House Poor: The Perils of Progress | Cross River Real Estate

My real estate agent, Bea Meriwether, is one of those real estate people who thrived in the days when the business was all about personality and people skills, like selling houses face-to-face and negotiating like a poker star. She still bakes chocolate chip cookies just to scent the air at open houses and carries an extra hanky for teary sellers saying good-bye to the family home.

Bea has little use for the new Internet world that has transformed her business. She’d rather blab than blog and viral marketing makes her queasy. She calls the big real estate sites “Neverland” because they attract thousands of rubberneckers who fantasize over houses they could never afford. Bea prefers her reality anywhere but on a video screen, thank you very much, which is why her vanity plates say “B-REAL-T.”

So one day last month she ran into an old family friend, Wayne Parsons. She’d nudged him for years to sell his creaky old Cape Cod and downsize into a super modern condo or town house. But with the housing depression and living in Mirage Mills, known as the Chernobyl of American real estate, he decided to wait until the nation’s housing economy came to its senses.

We were still taking bets on how long that was going to take when, amazingly, prices in Mirage Mills actually rose two percent for the first time in memory.
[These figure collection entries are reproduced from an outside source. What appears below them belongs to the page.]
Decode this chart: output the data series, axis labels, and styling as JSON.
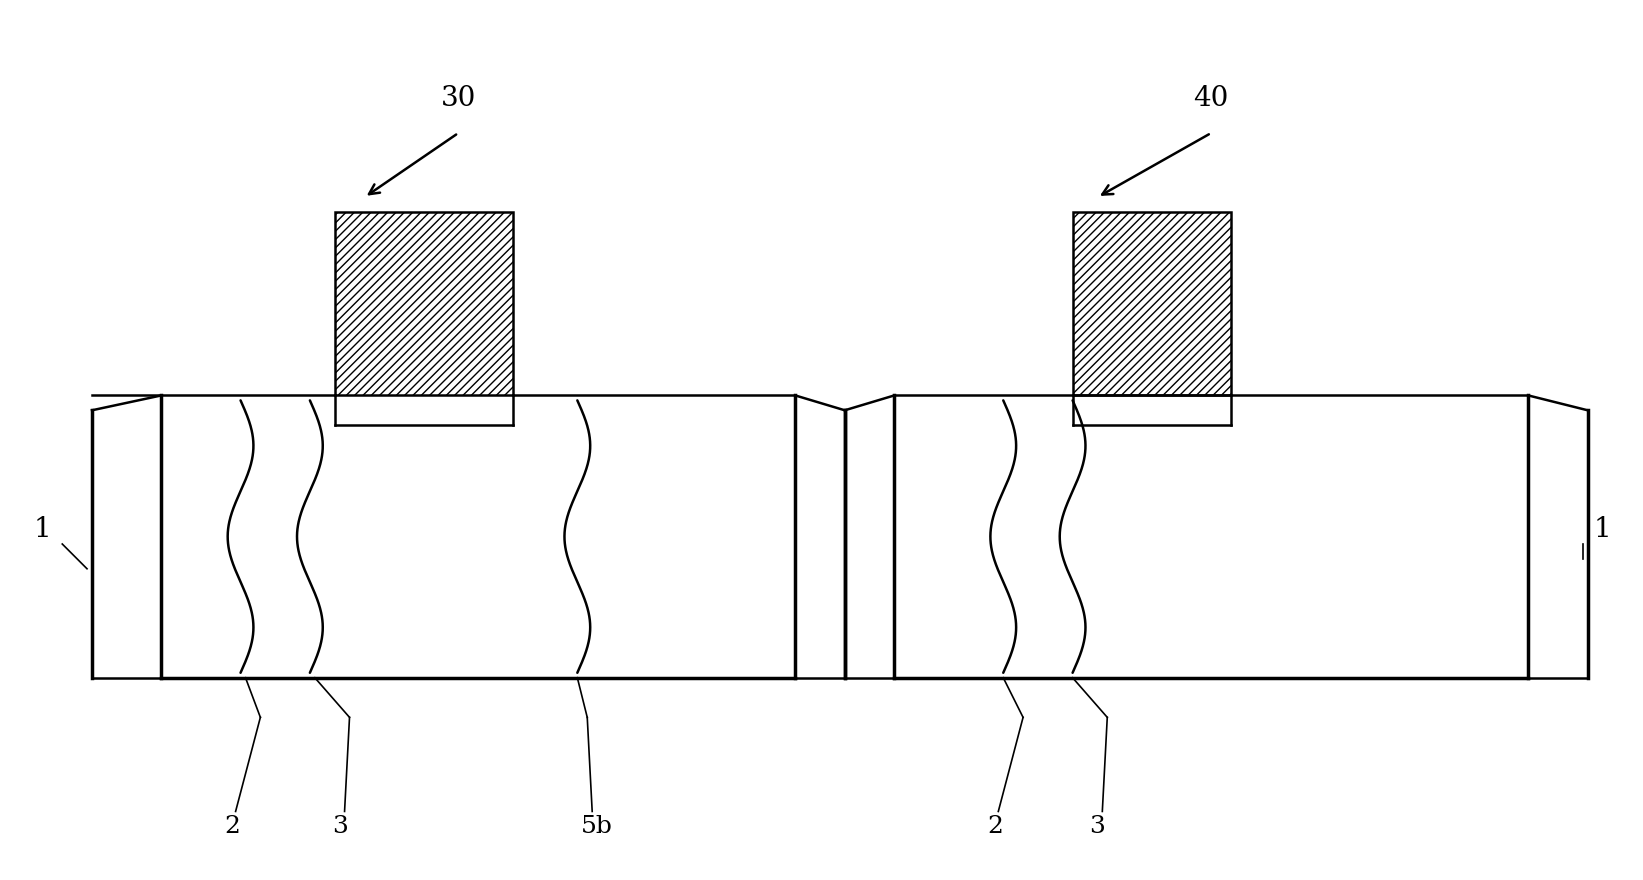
{
  "bg_color": "#ffffff",
  "line_color": "#000000",
  "fig_width": 16.43,
  "fig_height": 8.8,
  "label_30": "30",
  "label_40": "40",
  "label_1_left": "1",
  "label_1_right": "1",
  "label_2_left": "2",
  "label_3_left": "3",
  "label_5b": "5b",
  "label_2_right": "2",
  "label_3_right": "3",
  "lw": 1.8,
  "lw_thick": 2.5,
  "fs": 18
}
Bea was on the phone to her friend in a flash, eager to land a listing before the next price report came out and corrected the mistake. By golly if she didn’t convince him to sell. He probably realized that the way things are, he’d better take his two percent and run.
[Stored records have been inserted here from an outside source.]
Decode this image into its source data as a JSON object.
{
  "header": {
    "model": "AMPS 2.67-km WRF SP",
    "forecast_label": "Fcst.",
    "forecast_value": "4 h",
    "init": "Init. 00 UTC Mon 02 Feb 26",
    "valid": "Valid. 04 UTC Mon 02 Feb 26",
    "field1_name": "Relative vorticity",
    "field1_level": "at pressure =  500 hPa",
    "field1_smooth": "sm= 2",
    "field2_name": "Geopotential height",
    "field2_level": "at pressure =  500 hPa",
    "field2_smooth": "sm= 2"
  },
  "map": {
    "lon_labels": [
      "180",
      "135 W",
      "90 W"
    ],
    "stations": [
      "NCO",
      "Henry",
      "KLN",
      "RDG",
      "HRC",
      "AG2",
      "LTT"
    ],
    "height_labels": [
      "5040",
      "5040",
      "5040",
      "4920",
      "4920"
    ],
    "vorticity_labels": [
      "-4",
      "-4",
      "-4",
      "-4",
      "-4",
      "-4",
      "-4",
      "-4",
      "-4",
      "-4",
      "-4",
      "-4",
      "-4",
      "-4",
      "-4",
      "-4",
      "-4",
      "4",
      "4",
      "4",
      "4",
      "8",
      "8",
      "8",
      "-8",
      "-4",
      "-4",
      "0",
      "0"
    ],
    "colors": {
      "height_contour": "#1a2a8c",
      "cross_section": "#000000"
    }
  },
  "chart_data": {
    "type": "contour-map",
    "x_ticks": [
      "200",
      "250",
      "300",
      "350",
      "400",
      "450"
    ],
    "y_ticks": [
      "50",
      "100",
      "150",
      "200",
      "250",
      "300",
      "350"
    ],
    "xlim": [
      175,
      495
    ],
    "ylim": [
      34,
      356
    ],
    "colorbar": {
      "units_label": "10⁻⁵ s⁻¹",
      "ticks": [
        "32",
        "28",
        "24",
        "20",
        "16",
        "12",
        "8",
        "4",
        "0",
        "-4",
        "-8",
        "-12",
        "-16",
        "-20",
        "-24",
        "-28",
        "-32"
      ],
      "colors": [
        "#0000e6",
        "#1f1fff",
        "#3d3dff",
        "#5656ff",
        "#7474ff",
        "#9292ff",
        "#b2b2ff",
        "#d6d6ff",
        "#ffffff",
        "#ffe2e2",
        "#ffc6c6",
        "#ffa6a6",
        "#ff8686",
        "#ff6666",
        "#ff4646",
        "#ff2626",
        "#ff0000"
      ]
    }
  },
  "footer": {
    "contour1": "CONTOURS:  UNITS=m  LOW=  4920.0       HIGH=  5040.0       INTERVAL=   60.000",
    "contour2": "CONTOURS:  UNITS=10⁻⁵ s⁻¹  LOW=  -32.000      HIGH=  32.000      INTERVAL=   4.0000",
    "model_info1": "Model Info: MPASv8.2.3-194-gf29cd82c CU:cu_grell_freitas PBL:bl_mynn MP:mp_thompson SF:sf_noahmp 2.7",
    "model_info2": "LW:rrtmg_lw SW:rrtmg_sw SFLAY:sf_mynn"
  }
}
Now Wayne was as old as dirt but he loved the Internet and everything about it. He insisted Bea spend thousands to make his place look marvelous online. Bea held her nose, but she did it. She’d recoup the costs and a lot more when her commission came through at closing. Bea convinced the Parson family to take a week at the beach while they got the house ready to sell. The stager kicked the guy out of his own house so that they could hide his clutter, hit the public rooms with a coat of paint and fill them with furnishings that Bea carried around in the back of her SUV. A landscaper scalped 20 years off the trees and bushes. They even hired young models for the photo and video shoots to give the place some pizazz. The idea was to remove the Parson presence and make the house look like anybody could live there, and they were quite successful. Bea decided to surprise the Parsons by getting the listing up before they got home.

The house wasn’t on the multiple listing service two days before Wayne called from the beach.

“I don’t know how to say this,” he began, “Are you sitting down? “So today I was on my laptop searching for a new home. I typed in everything I wanted, number of rooms, zip code, price range, style. It took me to this beautiful home. It was perfect. Beautiful photos and even a video. Big and comfortable. Character. Well-kept grounds and freshly painted rooms with lovely furnishings. Even the people in the photos looked like they loved living there. I even felt a little sad that they had to sell and move away.”

Bea had a feeling she wasn’t going to like what he was going to say next.

“Then I looked at the address on the listing. It was MY house. The rooms looked so nice I had to look at the long shot outside, but even the bushes looked different. I searched on ten different sites. Each one, I swear, took me to the same house. I think the technology god is telling me something.”

“Believe me Wayne. Technology is godless.”

He ignored her. “So I realized the technology god is telling me not to sell. We already live in the perfect home for us and we could never be as happy anywhere else. Bea, thank you so much for helping me to realize this. It’s been truly an epiphany.”

Bea hung up and screamed out the back door of her real estate office.